Thursday 16 April 2020

opportunities lost, obstacles and snakes

We sat down in the cinema, on the right-hand side towards the front. As we settled, for some reason, I removed my boots. The movie was soon to begin. I looked around in the semi-darkness and saw my friend sitting alone in the furthest seat of the same row, over on the other side of the cinema. My heart leapt. My partner left for a moment, perhaps to buy something to eat, and because I’d already removed my boots, I decided to text my friend. ‘I can see you’, I attempted to type, but all the letters turned into emojis and my message was indecipherable. I erased it and tried again but again my message changed. My partner returned and announced there was something wrong in the projection room. It became clear the movie wouldn’t be screened so people began to file out. I hurriedly tried to put my boots back on but the process of lacing them took longer than usual. My friend rose to leave and walked up the isle. I called out but there was too much noise in the theatre and she left. I felt disappointed because I miss her dearly. It was an opportunity lost. I finally finished lacing my boots and left the cinema. My partner was nowhere to be seen.

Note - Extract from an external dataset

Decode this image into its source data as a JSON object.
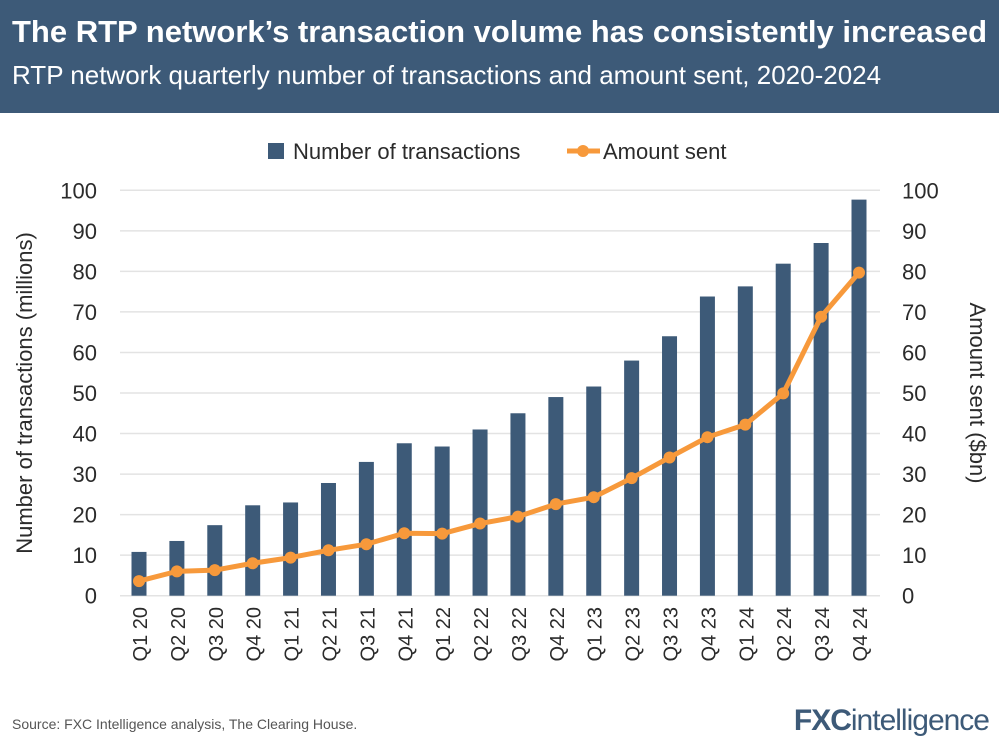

Outside, I realised I was on a vast university campus and I couldn’t remember the way out. There were market stalls set up around the place and I had to walk through them to navigate my way across the courtyard. I saw a beautiful striped shirt hanging on a wire hanger at the end of a rack of clothing in one of the stalls. I doubled back to take a better look but it had gone. I continued on but the courtyard merged into corridors, which merged into vast auditoriums, then indoor swimming pools, then more rooms with stairs and elevators. I slumped on the ground, exhausted, trying to fathom my way. A couple of young women gave me directions and so I continued. More courtyards, stairwells and such, then, finally, I found myself at the edge of the campus but, now, night was falling and no one was around.

I hesitated and turned around, thinking I might go back to try to find my partner but stopped in horror. My path was blocked by perhaps a hundred snakes of different sizes and colours. None were moving; rather, all were poised as though ready to strike, their bodies frozen mid attack. I knew one false move and they’d be upon me. In particular, I noticed one enormous brown snake, his head almost as big as mine, his body long and powerful, each scale defined, his eyes alert. I daren’t run. I couldn’t move forward. Instead, I instinctively raised my arms and hands in front of me – a double stop signal – and commanded them to go away. ‘Get back,’ I said. Nothing happened and I felt I needed to say it again, more loudly, with more conviction and power. Again, nothing happened. Instead, the most dangerous of the snakes, the king brown, advanced on me, threatening to attack. His face was only a couple of feet from mine and I stared into his eyes. I straightened my arms in front of me, spread my fingers as wide as I could, summoned all my power and desperation, drew my strength from the earth, and this time yelled at the snakes at the top of my lungs, swearing loudly, my true feelings clear.

Immediately the snakes recoiled, each into its own brown paper bag. The ground opened beneath them and they fell into a pit. The pit was so wide, a couple of young women stumbled at its edge. One fell in and I caught the other and dragged her away from the hole to safety. I looked over the edge and saw all the snakes writhing away, ushered by men in white uniforms into a white room like a laboratory. The young woman who’d fallen was standing upright, calling out to say she was fine, she’d not been hurt, but rather than helping her back up, the men ushered her away with the snakes. As they went, before the door closed behind them, I saw her body begin to transform: her ribs extended out from her body, stretching her skin taut like an alien. I knew she’d been bitten and was changing form.